There are red-uniformed staff laced around the store busy making their way through the crowd of shoppers, picking out fresh seafood, food items and ready-to-cook meals for online shoppers, packing them in insulated bags and hooking them onto an overhead conveyor belt, which transports them to the backend logistics and distribution area. This is where they are whisked away by drivers who blast off on electric scooters to take them to customers. Shoppers can order from Hema by mobile app at home; the company offers free 30-minute home delivery of its fresh produce and meal solutions for addresses within 5km of a store.
The company’s official name is Hema Xiansheng, which in Chinese impresses the idea of “freshness in a box.” The once pureplay company, available to shoppers online via mobile app, it opened its first bricks-and-mortar outlet in 2016, and has now expanded to a total of eight outlets, with six based in Shanghai.
While many retail experts in the past had their doubts about whether or not an O2O (online to offline) business model would take off, Hema Xiansheng has turned naysayers around with its bricks-and-mortar stores.
The company doubles up its supermarkets as warehouses and logistics hubs, which also serves as a shop window to reassure customers of its products that are available online, but also to lure nearby consumers in the neighbourhood who’ve “heard of” Hema online.
At the heart of Hema Xiansheng’s business model is e-commerce and technology.

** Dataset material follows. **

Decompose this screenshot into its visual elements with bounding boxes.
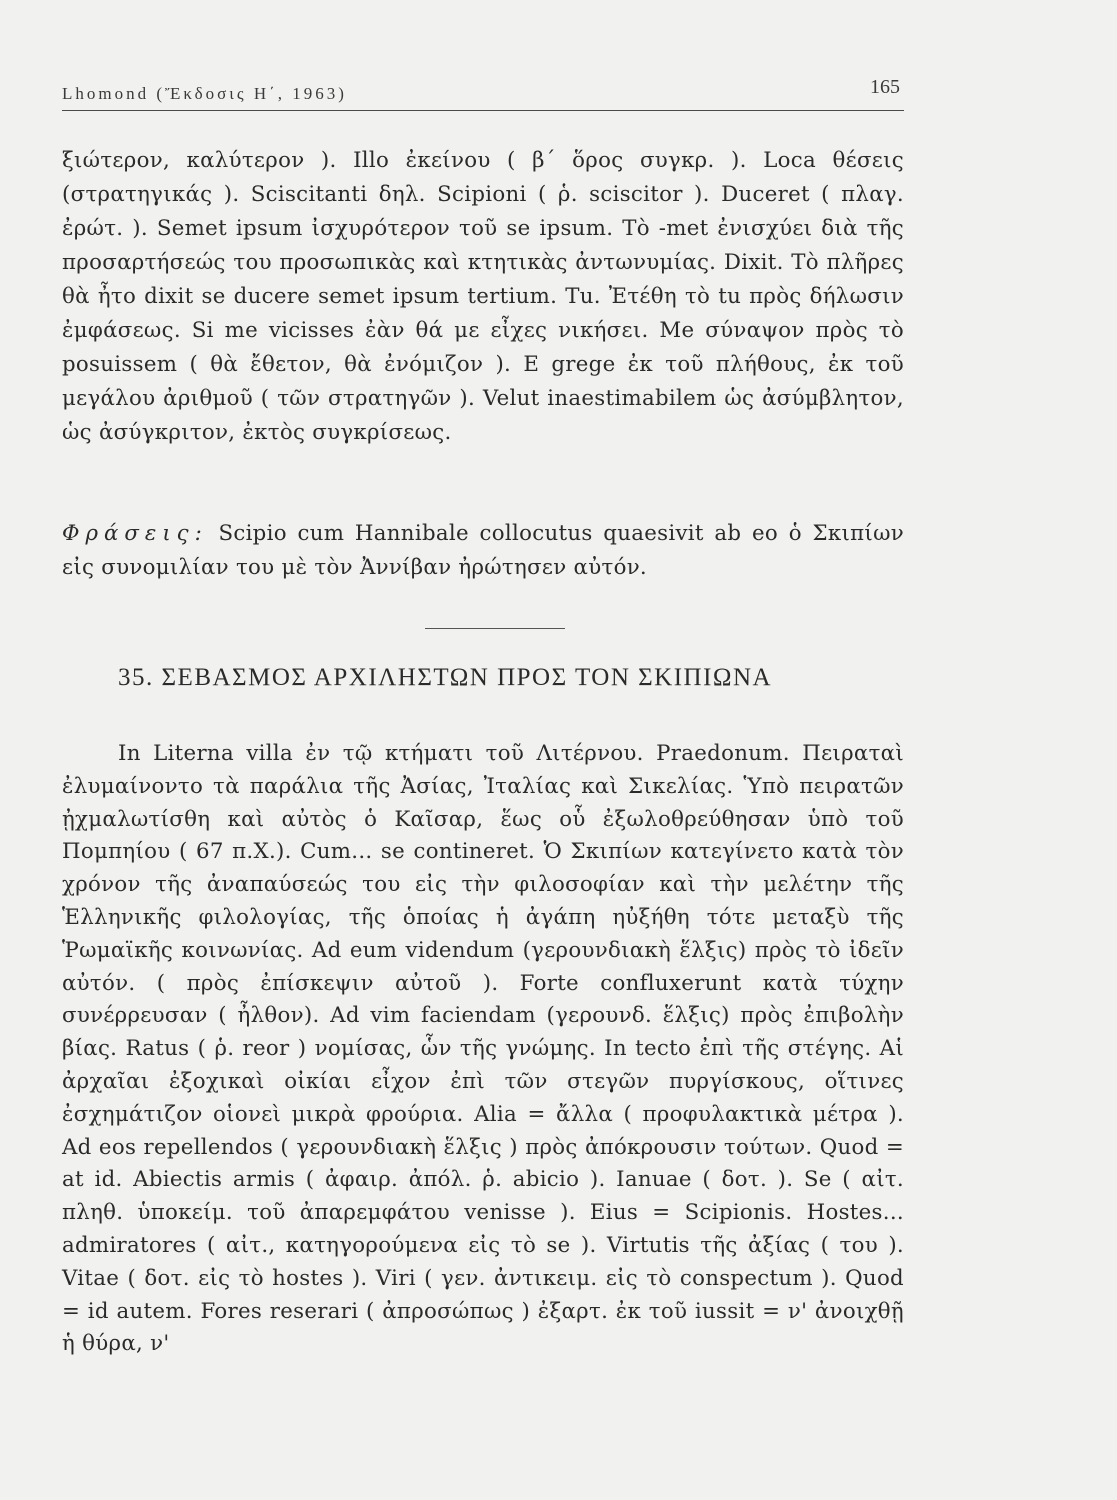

Hou Yi, the founder of HEMA, is an expert in supply chain, he sees a major opportunity to supply a fresh meal solution and to Chinese consumers.
As one of its key initiatives to reinvent traditional supermarkets, in 2015, Alibaba Group, bought into Hema, investing US $150 million in its subsidiary Taobao Software to develop the O2O fresh food e-commerce brand. Alibaba founder Jack Ma has been strong about online to offline businesses to be combined with logistics in the next 20 years to nurture a “new retail” model.

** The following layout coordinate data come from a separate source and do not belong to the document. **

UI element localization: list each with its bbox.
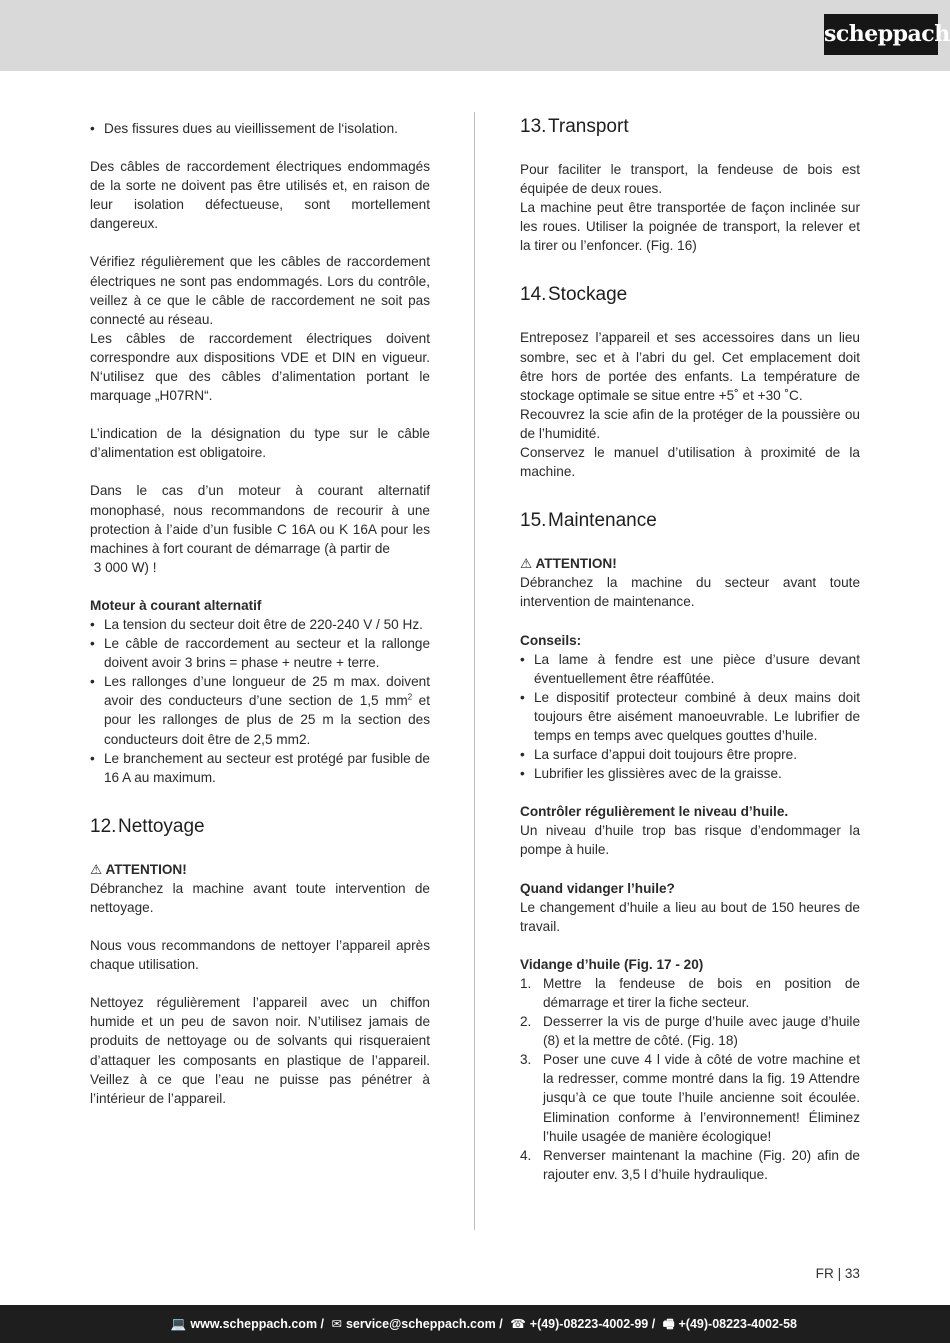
paragraph-storage-cover: Recouvrez la scie afin de la protéger de la poussière ou de l’humidité.: [520, 406, 860, 441]
numbered-step: 3. Poser une cuve 4 l vide à côté de votre machine et la redresser, comme montré dans la fig. 19 Attendre jusqu’à ce que toute l’huile ancienne soit écoulée. Elimination conforme à l’environnement! Éliminez l’huile usagée de manière écologique!: [520, 1052, 860, 1144]
paragraph-cleaning-method: Nettoyez régulièrement l’appareil avec un chiffon humide et un peu de savon noir. N’utilisez jamais de produits de nettoyage ou de solvants qui risqueraient d’attaquer les composants en plastique de l’appareil. Veillez à ce que l’eau ne puisse pas pénétrer à l’intérieur de l’appareil.: [90, 995, 430, 1106]
email-link[interactable]: service@scheppach.com /: [345, 1317, 503, 1331]
left-column: [90, 119, 430, 1108]
footer-contact-bar: [0, 1305, 950, 1343]
list-item: • Lubrifier les glissières avec de la graisse.: [520, 766, 782, 782]
brand-logo: scheppach: [824, 14, 938, 55]
section-heading-maintenance: 15.Maintenance: [520, 510, 657, 532]
paragraph-motor-fuse: Dans le cas d’un moteur à courant alternatif monophasé, nous recommandons de recourir à une protection à l’aide d’un fusible C 16A ou K 16A pour les machines à fort courant de démarrage (à partir de: [90, 483, 430, 556]
mail-icon: ✉: [331, 1317, 342, 1331]
list-item: • Les rallonges d’une longueur de 25 m max. doivent avoir des conducteurs d’une section de 1,5 $mm^2$ et pour les rallonges de plus de 25 m la section des conducteurs doit être de 2,5 mm2.: [90, 674, 430, 747]
tips-heading: Conseils:: [520, 632, 582, 648]
list-item: • La lame à fendre est une pièce d’usure devant éventuellement être réaffûtée.: [520, 651, 860, 686]
oil-drain-heading: Vidange d’huile (Fig. 17 - 20): [520, 956, 704, 972]
list-item: • Des fissures dues au vieillissement de l‘isolation.: [90, 121, 398, 136]
warning-text: Débranchez la machine avant toute intervention de nettoyage.: [90, 880, 430, 915]
ac-motor-heading: Moteur à courant alternatif: [90, 597, 262, 613]
paragraph-vde-din: Les câbles de raccordement électriques doivent correspondre aux dispositions VDE et DIN en vigueur. N‘utilisez que des câbles d’alimentation portant le marquage „H07RN“.: [90, 330, 430, 404]
oil-check-text: Un niveau d’huile trop bas risque d’endommager la pompe à huile.: [520, 823, 860, 858]
paragraph-transport-handle: La machine peut être transportée de façon inclinée sur les roues. Utiliser la poignée de transport, la relever et la tirer ou l’enfoncer. (Fig. 16): [520, 200, 860, 254]
paragraph-motor-fuse-end: 3 000 W) !: [90, 559, 157, 575]
section-heading-transport: 13.Transport: [520, 116, 629, 137]
paragraph-cleaning-recommend: Nous vous recommandons de nettoyer l’appareil après chaque utilisation.: [90, 938, 430, 973]
paragraph-damaged-cables: Des câbles de raccordement électriques endommagés de la sorte ne doivent pas être utilisés et, en raison de leur isolation défectueuse, sont mortellement dangereux.: [90, 159, 430, 232]
warning-label: ⚠ ATTENTION!: [520, 556, 617, 572]
numbered-step: 4. Renverser maintenant la machine (Fig. 20) afin de rajouter env. 3,5 l d’huile hydraulique.: [520, 1147, 860, 1182]
header-band: [0, 0, 950, 71]
fax-number: +(49)-08223-4002-58: [678, 1317, 797, 1331]
phone-number: +(49)-08223-4002-99 /: [529, 1317, 656, 1331]
column-divider: [474, 112, 475, 1230]
list-item: • Le dispositif protecteur combiné à deux mains doit toujours être aisément manoeuvrable. Le lubrifier de temps en temps avec quelques gouttes d’huile.: [520, 689, 860, 743]
list-item: • Le branchement au secteur est protégé par fusible de 16 A au maximum.: [90, 750, 430, 785]
oil-change-heading: Quand vidanger l’huile?: [520, 880, 675, 896]
paragraph-storage-location: Entreposez l’appareil et ses accessoires dans un lieu sombre, sec et à l’abri du gel. Cet emplacement doit être hors de portée des enfants. La température de stockage optimale se situe entre +5˚ et +30 ˚C.: [520, 330, 860, 403]
paragraph-type-designation: L’indication de la désignation du type sur le câble d’alimentation est obligatoire.: [90, 426, 430, 461]
warning-label: ⚠ ATTENTION!: [90, 861, 187, 877]
paragraph-transport-wheels: Pour faciliter le transport, la fendeuse de bois est équipée de deux roues.: [520, 162, 860, 197]
list-item: • Le câble de raccordement au secteur et la rallonge doivent avoir 3 brins = phase + neutre + terre.: [90, 636, 430, 671]
list-item: • La tension du secteur doit être de 220-240 V / 50 Hz.: [90, 616, 423, 632]
oil-change-text: Le changement d’huile a lieu au bout de 150 heures de travail.: [520, 899, 860, 934]
warning-icon: ⚠: [520, 556, 533, 572]
phone-icon: ☎: [510, 1317, 526, 1331]
paragraph-storage-manual: Conservez le manuel d’utilisation à proximité de la machine.: [520, 445, 860, 480]
fax-icon: 🖷: [662, 1317, 675, 1331]
right-column: [520, 115, 860, 1184]
page-number: FR | 33: [815, 1266, 860, 1281]
warning-text: Débranchez la machine du secteur avant toute intervention de maintenance.: [520, 575, 860, 610]
paragraph-verify-cables: Vérifiez régulièrement que les câbles de raccordement électriques ne sont pas endommagés. Lors du contrôle, veillez à ce que le câble de raccordement ne soit pas connecté au réseau.: [90, 254, 430, 327]
computer-icon: 💻: [170, 1317, 187, 1331]
website-link[interactable]: www.scheppach.com /: [190, 1317, 325, 1331]
numbered-step: 1. Mettre la fendeuse de bois en position de démarrage et tirer la fiche secteur.: [520, 975, 860, 1010]
warning-icon: ⚠: [90, 861, 103, 877]
section-heading-cleaning: 12.Nettoyage: [90, 815, 205, 837]
section-heading-storage: 14.Stockage: [520, 284, 628, 306]
list-item: • La surface d’appui doit toujours être propre.: [520, 747, 797, 763]
oil-check-heading: Contrôler régulièrement le niveau d’huile.: [520, 804, 789, 820]
numbered-step: 2. Desserrer la vis de purge d’huile avec jauge d’huile (8) et la mettre de côté. (Fig. 18): [520, 1014, 860, 1049]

Hema has linked up with Gfresh, a seafood export platform, that can provide fresh seafood to shoppers from around the world within a 24 hour window. For Hema, its business model would not be feasible without a partnership with a company like Gfresh, which it needs in order to sustain a reliable supply chain.
When fresh, not frozen seafood, is in high demand from the other side of the world, it takes a company that can clear customs fast, owns its own fleet of refrigerated trucks and uses video inspection to ensure that produce is quality.
Fresh salmon is exactly the kind of juncture that makes the partnership between the two e-commerce companies successful. Gfresh supplies some of the freshest salmon in all of Shangai, specifically because its just-in-time business model is paired with its ability to provide efficiency and accountability at every step along the way. And, when Hema Xiansheng is able to provide the freshest salmon to its Shanghai customers at a tap of a finger, within 30 minutes of ordering, it not only delights its customers, it sets a new precedent and expectation for consumers.
Hema says up to 80 percent of its customers are born in the 1980s and 1990s and are “internet natives.” The company says millennials have grown up in an increasingly affluent China, therefore caring more about quality and are less sensitive to prices.
Hema Xiansheng does not accept cash or credit card – all payments at the store are made through Alibaba’s Alipay app. Using a cashless payment system not only means saving time; the food retailer can also gather valuable consumption data from both physical and online supermarkets to track and analyse consumer behaviour. As a result, it is continually ironing out kinks to refine and better its business model and practices – and as it does so, it builds customer loyalty.
And that’s the key for Hema’s long term success, that is, using technology to bolster customer loyalty. It’s well known that Chinese consumers are amongst the most curious in the world, so it’s easy to entice them into a trial. Freshness, convenience (including timeliness) and taste are some of the key factors when it comes to customer loyalty in food, while in China price isn’t the top issue. So, in an age when consumers have grown to the idea of buying meal solutions online and offline, and if Hema Xiansheng can continue to satisfy its customers, that’s where its growth and real profits will kick in.